Is lichen sclerosus contagious or sexually transmitted?

No. Lichen sclerosus is not an STI and it isn’t contagious. You can’t pass it to a partner through sex, shared towels, or contact.

Do you always need a biopsy?

Not always. Many clinicians diagnose based on exam and response to treatment. A biopsy is more likely if the appearance is subtle, the diagnosis is uncertain, symptoms don’t improve, or there are concerning areas that need to be ruled out for precancer or cancer.

What does early lichen sclerosus feel like?
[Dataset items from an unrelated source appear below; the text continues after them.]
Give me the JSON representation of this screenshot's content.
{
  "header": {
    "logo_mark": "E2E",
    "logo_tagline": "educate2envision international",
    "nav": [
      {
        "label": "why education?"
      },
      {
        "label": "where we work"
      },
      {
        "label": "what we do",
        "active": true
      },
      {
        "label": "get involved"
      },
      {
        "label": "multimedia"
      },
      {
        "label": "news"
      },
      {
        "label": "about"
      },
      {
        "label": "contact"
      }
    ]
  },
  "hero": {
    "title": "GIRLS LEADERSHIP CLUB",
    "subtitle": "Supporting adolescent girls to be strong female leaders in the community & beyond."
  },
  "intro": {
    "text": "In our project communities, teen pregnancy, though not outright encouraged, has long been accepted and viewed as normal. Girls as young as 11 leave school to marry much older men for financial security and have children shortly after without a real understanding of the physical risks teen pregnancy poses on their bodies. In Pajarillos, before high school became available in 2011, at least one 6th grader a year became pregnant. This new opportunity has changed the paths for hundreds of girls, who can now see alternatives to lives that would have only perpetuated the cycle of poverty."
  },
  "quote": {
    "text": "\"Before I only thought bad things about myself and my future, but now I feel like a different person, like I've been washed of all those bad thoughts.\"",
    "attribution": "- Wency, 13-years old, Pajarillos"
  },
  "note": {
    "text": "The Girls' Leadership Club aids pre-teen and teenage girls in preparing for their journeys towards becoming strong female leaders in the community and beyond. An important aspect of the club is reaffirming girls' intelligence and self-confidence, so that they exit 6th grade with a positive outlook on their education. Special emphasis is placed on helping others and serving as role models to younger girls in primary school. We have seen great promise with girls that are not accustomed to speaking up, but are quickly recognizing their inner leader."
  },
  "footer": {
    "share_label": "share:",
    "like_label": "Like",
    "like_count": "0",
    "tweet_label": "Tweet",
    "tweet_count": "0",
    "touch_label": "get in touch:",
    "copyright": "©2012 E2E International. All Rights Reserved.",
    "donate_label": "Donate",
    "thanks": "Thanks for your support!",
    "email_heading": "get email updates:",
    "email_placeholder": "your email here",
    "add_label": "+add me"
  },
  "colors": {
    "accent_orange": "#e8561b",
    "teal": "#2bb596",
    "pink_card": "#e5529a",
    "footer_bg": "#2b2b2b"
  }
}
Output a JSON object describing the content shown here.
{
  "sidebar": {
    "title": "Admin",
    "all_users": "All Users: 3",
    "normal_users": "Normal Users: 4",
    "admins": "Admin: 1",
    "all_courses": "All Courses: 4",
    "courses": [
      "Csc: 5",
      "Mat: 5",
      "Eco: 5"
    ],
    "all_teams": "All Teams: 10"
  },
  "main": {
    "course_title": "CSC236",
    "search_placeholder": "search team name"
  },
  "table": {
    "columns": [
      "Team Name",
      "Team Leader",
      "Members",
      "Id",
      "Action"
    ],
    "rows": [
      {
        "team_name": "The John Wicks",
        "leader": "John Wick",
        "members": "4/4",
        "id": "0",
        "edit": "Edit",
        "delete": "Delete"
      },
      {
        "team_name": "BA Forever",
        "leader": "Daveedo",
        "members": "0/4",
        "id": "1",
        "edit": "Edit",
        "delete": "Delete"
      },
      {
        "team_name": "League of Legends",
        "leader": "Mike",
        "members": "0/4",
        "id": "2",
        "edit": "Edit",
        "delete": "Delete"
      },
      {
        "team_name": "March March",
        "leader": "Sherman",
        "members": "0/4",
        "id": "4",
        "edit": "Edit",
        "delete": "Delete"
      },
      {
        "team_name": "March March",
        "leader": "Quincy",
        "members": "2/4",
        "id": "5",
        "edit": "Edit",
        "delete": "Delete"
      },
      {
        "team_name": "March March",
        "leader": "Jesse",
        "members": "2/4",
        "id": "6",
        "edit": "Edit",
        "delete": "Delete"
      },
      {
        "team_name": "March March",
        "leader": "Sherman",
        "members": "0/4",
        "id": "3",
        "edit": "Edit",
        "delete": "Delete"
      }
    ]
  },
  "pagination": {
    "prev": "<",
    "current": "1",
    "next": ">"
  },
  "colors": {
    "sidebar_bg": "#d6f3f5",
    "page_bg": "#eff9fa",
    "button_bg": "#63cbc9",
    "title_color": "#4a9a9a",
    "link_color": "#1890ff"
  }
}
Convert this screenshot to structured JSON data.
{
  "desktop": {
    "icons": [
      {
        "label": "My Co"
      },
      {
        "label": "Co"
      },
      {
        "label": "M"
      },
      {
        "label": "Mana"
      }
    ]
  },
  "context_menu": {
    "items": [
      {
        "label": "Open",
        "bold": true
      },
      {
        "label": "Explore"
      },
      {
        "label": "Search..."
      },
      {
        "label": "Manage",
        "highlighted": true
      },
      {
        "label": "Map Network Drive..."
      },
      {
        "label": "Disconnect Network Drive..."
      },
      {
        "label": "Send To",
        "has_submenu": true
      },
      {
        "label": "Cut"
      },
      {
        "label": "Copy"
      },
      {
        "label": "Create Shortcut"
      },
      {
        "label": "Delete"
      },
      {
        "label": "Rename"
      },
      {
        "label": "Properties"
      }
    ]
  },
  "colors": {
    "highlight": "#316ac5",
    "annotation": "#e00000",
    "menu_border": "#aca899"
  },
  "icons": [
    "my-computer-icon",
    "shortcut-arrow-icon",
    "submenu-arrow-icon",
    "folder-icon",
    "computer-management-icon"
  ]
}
Early lichen sclerosus can feel like persistent itch, burning, stinging, or rawness with wiping, sweat, or sex. Some people mostly notice repeated tiny tears or soreness without much visible change at first.

The path forward

If you suspect early signs of lichen sclerosus on the vulva, don’t wait for it to become unbearable. Book an exam, ask directly about lichen sclerosus, and push for a plan that includes follow-up. With the right treatment, many people get real relief and protect their vulvar skin long term.

Over the next few years, we’ll likely see better training and better images across skin tones, plus more research that includes diverse patients. Until then, your best tools are awareness, clear symptom tracking, and a clinician who takes vulvar symptoms seriously.

Medical disclaimer: this article is for education and is not a diagnosis. If you have severe pain, rapidly worsening symptoms, trouble urinating, or a new lesion that doesn’t heal, seek prompt medical care.